Lula costura apoios antes de escolher novo ministro do STF
O presidente quer conversar com Bruno Dantas e ministros do Supremo antes de oficializar o nome de Jorge Messias, seu favorito, para a vaga deixada por Barroso.
O presidente Luiz Inácio Lula da Silva está em clima de articulação política intensa antes de bater o martelo sobre quem ocupará a vaga deixada por Luís Roberto Barroso no Supremo Tribunal Federal (STF). Depois de retornar de Belém, onde participou da abertura da COP 30, Lula sinalizou que pretende conversar com o presidente do Tribunal de Contas da União (TCU), Bruno Dantas, e com ministros do Supremo antes de anunciar oficialmente o indicado.
Apesar de Rodrigo Pacheco (presidente do Senado) e o próprio Dantas estarem entre os cotados, fontes próximas ao Planalto afirmam que o advogado-geral da União, Jorge Messias, segue como o preferido do presidente.

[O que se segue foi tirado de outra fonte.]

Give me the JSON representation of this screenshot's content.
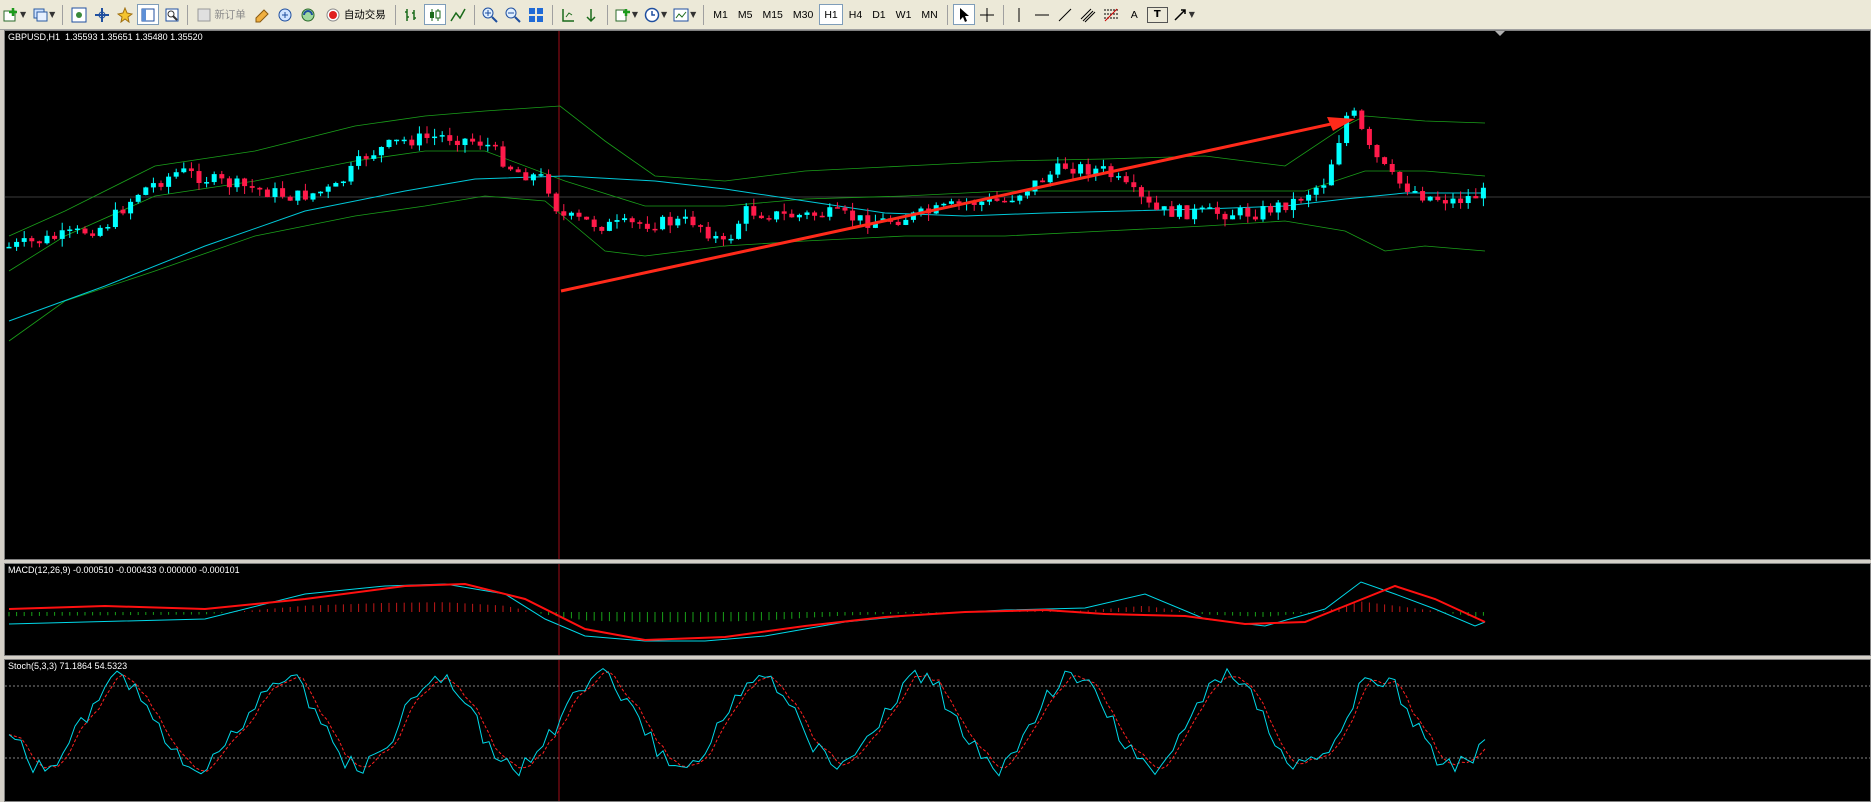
{
  "toolbar": {
    "new_order": "新订单",
    "auto_trading": "自动交易",
    "timeframes": [
      "M1",
      "M5",
      "M15",
      "M30",
      "H1",
      "H4",
      "D1",
      "W1",
      "MN"
    ],
    "active_timeframe": "H1",
    "text_tool": "A",
    "label_tool": "T"
  },
  "main_chart": {
    "header": "GBPUSD,H1  1.35593 1.35651 1.35480 1.35520",
    "background": "#000000",
    "bull_color": "#00ffff",
    "bear_color": "#ff1a4a",
    "bands_color": "#1aa01a",
    "ma_color": "#00c8d8",
    "arrow_color": "#ff2a1a"
  },
  "macd": {
    "label": "MACD(12,26,9) -0.000510 -0.000433 0.000000 -0.000101",
    "macd_color": "#00d8e8",
    "signal_color": "#ff1010",
    "hist_pos_color": "#c01818",
    "hist_neg_color": "#18a018"
  },
  "stoch": {
    "label": "Stoch(5,3,3) 71.1864 54.5323",
    "main_color": "#00d8e8",
    "signal_color": "#ff2020"
  }
}
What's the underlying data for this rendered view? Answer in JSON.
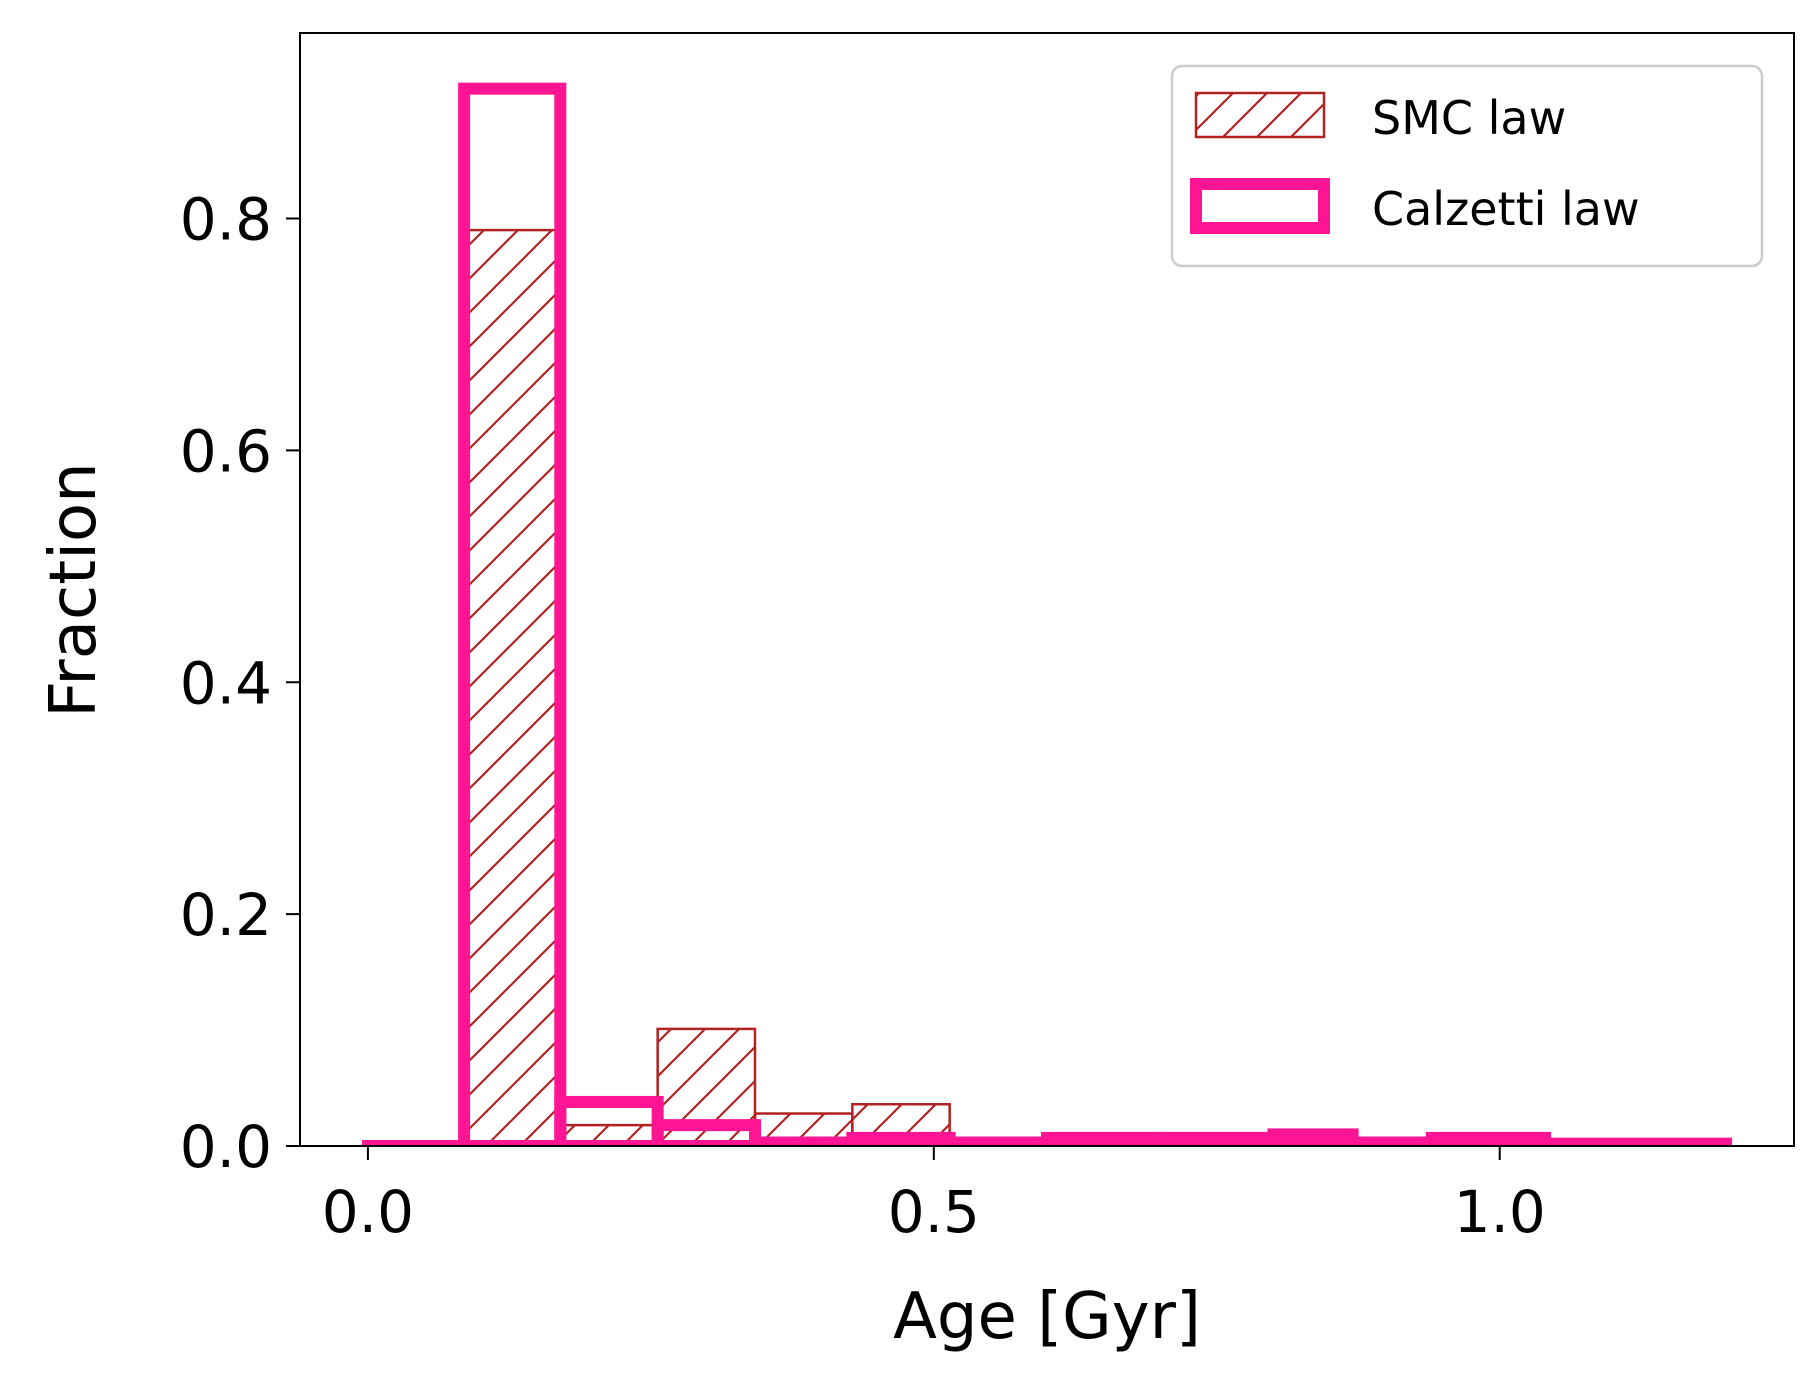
{
  "chart_data": {
    "type": "histogram",
    "xlabel": "Age [Gyr]",
    "ylabel": "Fraction",
    "xlim": [
      -0.06,
      1.26
    ],
    "ylim": [
      0.0,
      0.96
    ],
    "xticks": [
      0.0,
      0.5,
      1.0
    ],
    "xtick_labels": [
      "0.0",
      "0.5",
      "1.0"
    ],
    "yticks": [
      0.0,
      0.2,
      0.4,
      0.6,
      0.8
    ],
    "ytick_labels": [
      "0.0",
      "0.2",
      "0.4",
      "0.6",
      "0.8"
    ],
    "legend_position": "top-right",
    "series": [
      {
        "name": "SMC law",
        "style": "hatched",
        "color": "#b22222",
        "bin_edges": [
          0.085,
          0.17,
          0.256,
          0.342,
          0.428,
          0.514
        ],
        "values": [
          0.79,
          0.018,
          0.101,
          0.028,
          0.036
        ]
      },
      {
        "name": "Calzetti law",
        "style": "step",
        "color": "#ff1493",
        "bin_edges": [
          0.0,
          0.085,
          0.17,
          0.256,
          0.342,
          0.428,
          0.514,
          0.6,
          0.7,
          0.8,
          0.87,
          0.94,
          1.04,
          1.2
        ],
        "values": [
          0.0,
          0.912,
          0.038,
          0.018,
          0.003,
          0.007,
          0.003,
          0.007,
          0.007,
          0.01,
          0.003,
          0.007,
          0.002
        ]
      }
    ]
  }
}
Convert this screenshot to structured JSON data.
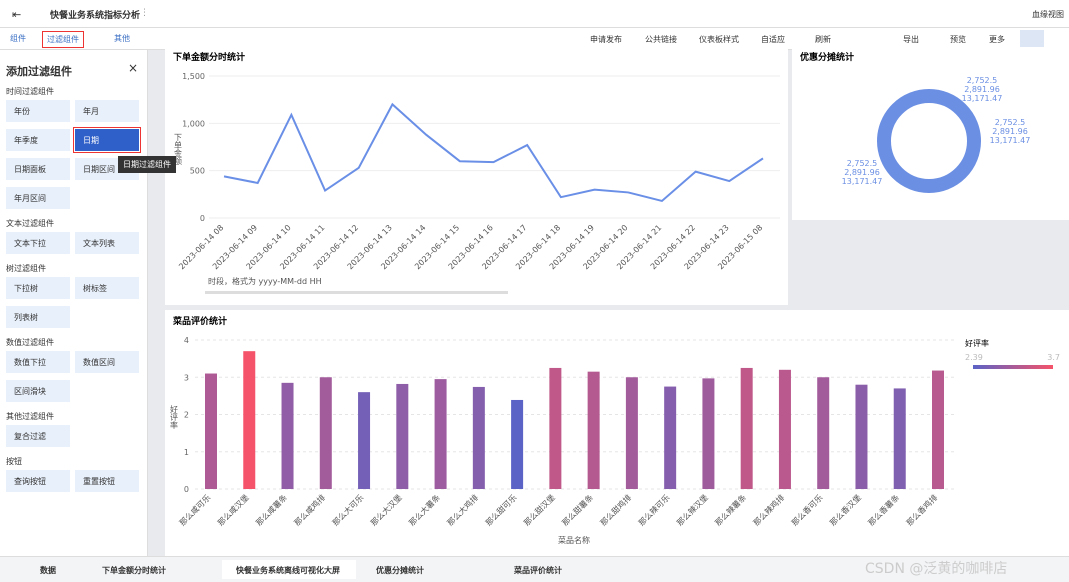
{
  "header": {
    "title": "快餐业务系统指标分析",
    "lineage": "血缘视图"
  },
  "toolbar": {
    "left": [
      "组件",
      "过滤组件",
      "其他"
    ],
    "right": [
      "申请发布",
      "公共链接",
      "仪表板样式",
      "自适应",
      "刷新",
      "导出",
      "预览",
      "更多"
    ]
  },
  "panel": {
    "title": "添加过滤组件",
    "tooltip": "日期过滤组件",
    "groups": [
      {
        "name": "时间过滤组件",
        "items": [
          "年份",
          "年月",
          "年季度",
          "日期",
          "日期面板",
          "日期区间",
          "年月区间"
        ]
      },
      {
        "name": "文本过滤组件",
        "items": [
          "文本下拉",
          "文本列表"
        ]
      },
      {
        "name": "树过滤组件",
        "items": [
          "下拉树",
          "树标签",
          "列表树"
        ]
      },
      {
        "name": "数值过滤组件",
        "items": [
          "数值下拉",
          "数值区间",
          "区间滑块"
        ]
      },
      {
        "name": "其他过滤组件",
        "items": [
          "复合过滤"
        ]
      },
      {
        "name": "按钮",
        "items": [
          "查询按钮",
          "重置按钮"
        ]
      }
    ]
  },
  "chart_data": [
    {
      "type": "line",
      "title": "下单金额分时统计",
      "y_label": "下单金额",
      "x_note": "时段，格式为 yyyy-MM-dd HH",
      "color": "#6a8fe6",
      "categories": [
        "2023-06-14 08",
        "2023-06-14 09",
        "2023-06-14 10",
        "2023-06-14 11",
        "2023-06-14 12",
        "2023-06-14 13",
        "2023-06-14 14",
        "2023-06-14 15",
        "2023-06-14 16",
        "2023-06-14 17",
        "2023-06-14 18",
        "2023-06-14 19",
        "2023-06-14 20",
        "2023-06-14 21",
        "2023-06-14 22",
        "2023-06-14 23",
        "2023-06-15 08"
      ],
      "values": [
        440,
        370,
        1090,
        290,
        530,
        1200,
        880,
        600,
        590,
        770,
        220,
        300,
        270,
        180,
        490,
        390,
        630
      ],
      "ylim": [
        0,
        1500
      ],
      "yticks": [
        0,
        500,
        {
          "value": 1000,
          "label": "1,000"
        },
        {
          "value": 1500,
          "label": "1,500"
        }
      ],
      "grid": true
    },
    {
      "type": "pie",
      "title": "优惠分摊统计",
      "color": "#6b8fe3",
      "label_groups": [
        {
          "values": [
            2752.5,
            2891.96,
            13171.47
          ],
          "value_labels": [
            "2,752.5",
            "2,891.96",
            "13,171.47"
          ]
        },
        {
          "values": [
            2752.5,
            2891.96,
            13171.47
          ],
          "value_labels": [
            "2,752.5",
            "2,891.96",
            "13,171.47"
          ]
        },
        {
          "values": [
            2752.5,
            2891.96,
            13171.47
          ],
          "value_labels": [
            "2,752.5",
            "2,891.96",
            "13,171.47"
          ]
        }
      ]
    },
    {
      "type": "bar",
      "title": "菜品评价统计",
      "x_label": "菜品名称",
      "y_label": "好评率",
      "categories": [
        "那么咸可乐",
        "那么咸汉堡",
        "那么咸薯条",
        "那么咸鸡排",
        "那么大可乐",
        "那么大汉堡",
        "那么大薯条",
        "那么大鸡排",
        "那么甜可乐",
        "那么甜汉堡",
        "那么甜薯条",
        "那么甜鸡排",
        "那么辣可乐",
        "那么辣汉堡",
        "那么辣薯条",
        "那么辣鸡排",
        "那么香可乐",
        "那么香汉堡",
        "那么香薯条",
        "那么香鸡排"
      ],
      "values": [
        3.1,
        3.7,
        2.85,
        3.0,
        2.6,
        2.82,
        2.95,
        2.74,
        2.39,
        3.25,
        3.15,
        3.0,
        2.75,
        2.97,
        3.25,
        3.2,
        3.0,
        2.8,
        2.7,
        3.18
      ],
      "ylim": [
        0,
        4
      ],
      "yticks": [
        0,
        1,
        2,
        3,
        4
      ],
      "grid": true,
      "visual_map": {
        "title": "好评率",
        "min": 2.39,
        "max": 3.7,
        "colors": [
          "#5b63c6",
          "#f5536a"
        ]
      }
    }
  ],
  "tabs": [
    "数据",
    "下单金额分时统计",
    "快餐业务系统离线可视化大屏",
    "优惠分摊统计",
    "菜品评价统计"
  ],
  "watermark": "CSDN @泛黄的咖啡店"
}
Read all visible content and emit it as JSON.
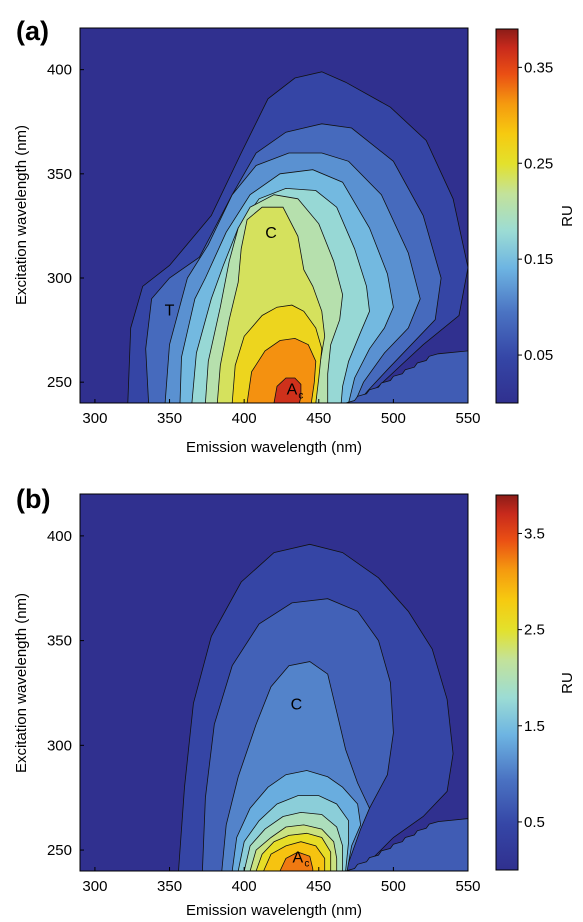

⚖️ Um nome forte, mas com resistências
O principal desafio de Lula é o Senado, onde a maioria dos parlamentares demonstra mais simpatia por Pacheco, que já presidiu a Casa por dois mandatos. Há cerca de três semanas, o petista adiou a escolha após conversar com Davi Alcolumbre (União-AP) — uma tentativa de garantir que Messias tenha ambiente político favorável na sabatina.
Ministros próximos a Lula dizem que os próximos encontros do presidente com membros do STF e do Senado servirão mais para “amolecer o terreno” do que para pedir opiniões formais sobre o nome.
🗣️ Bastidores de um jogo delicado
Nos bastidores, Lula tem feito gestos calculados. Em outubro, jantou com Barroso e se reuniu com ministros como Flávio Dino, Cristiano Zanin, Gilmar Mendes e Alexandre de Moraes, além do ministro da Justiça, Ricardo Lewandowski. O objetivo é alinhar expectativas e evitar ruídos com o Supremo.
Em Belém, chegou a encontrar Bruno Dantas, mas, segundo relatos, os dois evitaram falar sobre a vaga — uma forma de manter a diplomacia enquanto o nome de Messias ganha força.
🕊️ O “favorito” de Lula
Jorge Messias, conhecido como “Bessias” nos bastidores de Brasília, é visto como um jurista técnico, discreto e fiel ao presidente. Além de sua trajetória na Advocacia-Geral da União, conta com um trunfo simbólico: é evangélico declarado, o que, segundo aliados do Planalto, pode ajudar a equilibrar o perfil ideológico do STF.
O presidente do PT, Edinho Silva, reforçou essa visão:
“Messias é um dos maiores juristas do país, preparado e com capacidade de diálogo. É evangélico, se assume e tem orgulho disso. Isso traz pluralidade ao Supremo”, disse em entrevista à Record News.
🧭 A reta final
O líder do governo no Senado, Jaques Wagner (PT-BA), afirmou que Lula deve se reunir com Pacheco ainda nesta semana e acredita que a escolha por Messias já está praticamente consolidada:
“Sinceramente, creio que o nome está lançado. Não vejo reversão.”
Enquanto isso, Lula segue em silêncio público — como quem mede cada passo de um tabuleiro político onde qualquer movimento errado pode custar caro.